NEW YORK — There is an alternate universe where after Zack Littell gave up two earned runs without recording an out in the fifth inning, and Tyler Duffey got out of the inning but allowed Littell’s runners to score that Rocco Baldelli turned to Trevor May. Or Sergio Romo. Or Taylor Rogers.
He would have been justified in, and perhaps applauded for, doing so. Littell, who is a rookie but has been one of the Minnesota Twins’ best relievers, got tagged with the loss. Duffey, 28, is a more seasoned reliever and has become a go-to for Baldelli in the second half.
Going with more experience after giving up the lead — which would have been May, Romo or Rogers — could have kept it a 5-3 ballgame and allowed the Bombas to stay in the game. Instead, after Miguel Sano hit a home run to close the Yankees’ lead to 5-4, Cody Stashak gave up two solo shots and Kyle Gibson allowed three runs, basically sealing the Game 1 of the ALDS for New York, 10-4.
“There’s no way to know that,” Baldelli said when asked if Littell and Stashak were rattled by the Yankee Stadium crowd. “These are guys we have leaned on heavily throughout the year. We’re going to continue to lean on them heavily. We’re going to see them back out there and throwing in important situations. Because of the way the game played out, one or both of those guys was going to end up in this game pitching in probably an important spot at some point.”

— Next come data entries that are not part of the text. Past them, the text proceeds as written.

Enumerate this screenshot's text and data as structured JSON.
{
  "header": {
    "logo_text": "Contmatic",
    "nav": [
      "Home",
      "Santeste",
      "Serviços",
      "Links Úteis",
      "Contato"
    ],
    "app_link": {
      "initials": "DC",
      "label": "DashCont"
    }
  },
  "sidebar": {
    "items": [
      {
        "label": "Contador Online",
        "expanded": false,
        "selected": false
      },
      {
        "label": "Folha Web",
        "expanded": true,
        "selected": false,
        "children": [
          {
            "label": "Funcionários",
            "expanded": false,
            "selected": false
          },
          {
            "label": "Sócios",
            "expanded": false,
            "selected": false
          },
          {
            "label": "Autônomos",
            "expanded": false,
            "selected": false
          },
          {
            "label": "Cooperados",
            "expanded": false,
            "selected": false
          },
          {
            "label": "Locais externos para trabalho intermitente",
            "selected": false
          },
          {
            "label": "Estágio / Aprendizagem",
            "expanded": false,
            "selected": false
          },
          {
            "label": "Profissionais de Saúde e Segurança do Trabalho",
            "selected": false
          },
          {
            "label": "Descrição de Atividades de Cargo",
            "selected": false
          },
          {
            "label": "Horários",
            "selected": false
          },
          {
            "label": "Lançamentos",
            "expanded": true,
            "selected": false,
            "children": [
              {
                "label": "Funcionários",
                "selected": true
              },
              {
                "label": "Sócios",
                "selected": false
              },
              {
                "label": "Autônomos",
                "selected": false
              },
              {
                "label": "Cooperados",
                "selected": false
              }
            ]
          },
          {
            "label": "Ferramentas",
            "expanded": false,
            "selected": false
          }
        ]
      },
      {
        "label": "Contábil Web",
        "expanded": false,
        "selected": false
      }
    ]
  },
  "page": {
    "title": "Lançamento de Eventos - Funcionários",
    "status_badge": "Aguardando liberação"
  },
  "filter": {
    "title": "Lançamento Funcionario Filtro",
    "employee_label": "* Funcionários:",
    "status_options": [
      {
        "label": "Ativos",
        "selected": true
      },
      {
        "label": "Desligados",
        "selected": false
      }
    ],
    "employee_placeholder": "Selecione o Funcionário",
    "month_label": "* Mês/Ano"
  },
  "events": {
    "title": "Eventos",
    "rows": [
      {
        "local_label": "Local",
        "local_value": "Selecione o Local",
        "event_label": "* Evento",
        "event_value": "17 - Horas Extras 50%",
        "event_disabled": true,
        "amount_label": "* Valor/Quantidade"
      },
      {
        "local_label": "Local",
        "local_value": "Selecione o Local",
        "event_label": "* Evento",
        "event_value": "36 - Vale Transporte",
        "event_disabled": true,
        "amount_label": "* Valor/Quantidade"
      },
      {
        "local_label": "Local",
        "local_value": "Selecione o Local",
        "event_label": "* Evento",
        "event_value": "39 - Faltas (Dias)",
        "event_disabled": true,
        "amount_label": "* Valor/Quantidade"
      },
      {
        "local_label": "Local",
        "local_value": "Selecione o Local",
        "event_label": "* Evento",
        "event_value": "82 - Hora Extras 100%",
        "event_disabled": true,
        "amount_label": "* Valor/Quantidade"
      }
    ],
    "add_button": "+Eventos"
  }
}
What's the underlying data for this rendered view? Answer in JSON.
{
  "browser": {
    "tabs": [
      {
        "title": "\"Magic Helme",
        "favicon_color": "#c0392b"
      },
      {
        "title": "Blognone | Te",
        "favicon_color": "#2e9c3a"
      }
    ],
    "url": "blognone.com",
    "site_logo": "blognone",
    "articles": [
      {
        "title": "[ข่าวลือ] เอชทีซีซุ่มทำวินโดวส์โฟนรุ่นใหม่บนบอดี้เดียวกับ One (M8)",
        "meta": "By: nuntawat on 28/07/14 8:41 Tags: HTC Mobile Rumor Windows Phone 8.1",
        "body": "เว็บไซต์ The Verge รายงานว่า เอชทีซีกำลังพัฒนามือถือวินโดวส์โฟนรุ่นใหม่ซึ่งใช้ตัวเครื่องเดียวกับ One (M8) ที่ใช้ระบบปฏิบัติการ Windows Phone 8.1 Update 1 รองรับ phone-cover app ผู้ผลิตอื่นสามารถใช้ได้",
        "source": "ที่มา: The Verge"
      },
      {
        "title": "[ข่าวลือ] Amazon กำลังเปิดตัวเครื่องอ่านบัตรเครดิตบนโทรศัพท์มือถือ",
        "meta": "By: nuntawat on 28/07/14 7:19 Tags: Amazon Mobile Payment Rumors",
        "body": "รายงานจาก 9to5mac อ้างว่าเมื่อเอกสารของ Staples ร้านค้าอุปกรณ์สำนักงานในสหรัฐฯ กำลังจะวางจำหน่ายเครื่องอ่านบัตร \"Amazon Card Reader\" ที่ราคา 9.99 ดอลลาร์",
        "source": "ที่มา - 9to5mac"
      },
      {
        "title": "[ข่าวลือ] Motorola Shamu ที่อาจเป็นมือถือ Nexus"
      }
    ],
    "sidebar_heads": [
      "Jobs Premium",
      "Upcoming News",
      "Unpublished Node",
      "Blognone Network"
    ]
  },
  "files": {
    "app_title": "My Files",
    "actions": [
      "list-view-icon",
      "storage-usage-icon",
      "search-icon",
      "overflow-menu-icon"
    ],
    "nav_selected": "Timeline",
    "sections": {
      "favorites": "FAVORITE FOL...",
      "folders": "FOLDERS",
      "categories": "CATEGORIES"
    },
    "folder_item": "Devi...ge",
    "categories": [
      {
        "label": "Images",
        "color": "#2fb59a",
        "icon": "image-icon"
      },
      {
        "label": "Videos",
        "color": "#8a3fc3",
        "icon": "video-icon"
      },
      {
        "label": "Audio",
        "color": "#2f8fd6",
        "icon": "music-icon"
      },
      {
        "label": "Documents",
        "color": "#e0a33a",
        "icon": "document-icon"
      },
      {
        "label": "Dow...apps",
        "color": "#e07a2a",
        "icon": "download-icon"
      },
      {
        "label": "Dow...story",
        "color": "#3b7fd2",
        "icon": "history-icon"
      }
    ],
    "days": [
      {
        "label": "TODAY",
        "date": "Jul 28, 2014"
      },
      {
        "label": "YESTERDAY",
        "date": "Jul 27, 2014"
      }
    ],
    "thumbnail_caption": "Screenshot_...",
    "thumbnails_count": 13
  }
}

Resilience has been a theme for the Twins all year. Despite all their injuries, and troubles with the bullpen and the starting rotation at times, they didn’t lose three in a row until the second half and lost four in a row only once. The stakes are higher in the playoffs, of course, and Minnesota went 2-4 against the Yankees this year — including that crazy five-hour game that went 10 innings at Target Field.
“We tried to grab those outs early from Littell in the fifth, and it played out the way it played out. But our guys are resilient. Our guys have had outings here and there over the course of the year that didn’t go as planned, and they come right back, and they’re ready to go.”
If Baldelli was concerned about his team’s ability to bounce back from a Game 1 loss, he’s probably more inclined to use May, Romo and Rogers early in this game to keep it close. The downside being that because he has to have a bullpen game at some point — which he’s chosen to do in Game 2 in order to use the day off to allow his relievers more time to recover — he doesn’t want to potentially sabotage both games in New York in order to keep Game 1 close.
“We don’t generally commit to anything early, but I think there’s a chance that we end up running some of our guys that have pitched very late in the game,” said Baldelli when asked if he’d use high-leverage pitchers like May, Romo or Rogers early in games even if the team is tied or down a run.
“We could run them out there, probably still reasonably late in the game, but maybe push them up a little bit. Again, with the five innings we’re going to cover out of the bullpen tonight, we could have seen — we could have ended up seeing something like that. So that is definitely possible.”
But he chose not to. And now the Twins are down 0-1. With another game in Yankee Stadium. A place where they never won a series from 2002-10, which is part of the reason why they now have a major league record with 14 straight postseason losses.
Maybe if he had chosen differently, they could have avoided that distinction and began to cut ties with the ghosts of Twins past.
“We hung in there, obviously, until we didn’t,” said Duffey. “Our guys will be ready for Game 2. I thought it was different than the Wild Card game (in 2017, which the Twins also lost), that was more anxious because it was winner take all. But we can work into this. We put up runs against a really good team. They brought their guys in tonight. They brought in [Aroldis] Chapman up six. That shows that they didn’t want to mess with us. It’s respect.”
The Yankees used their star reliever. The Twins didn’t. And now we will see if it makes a difference as the series progresses.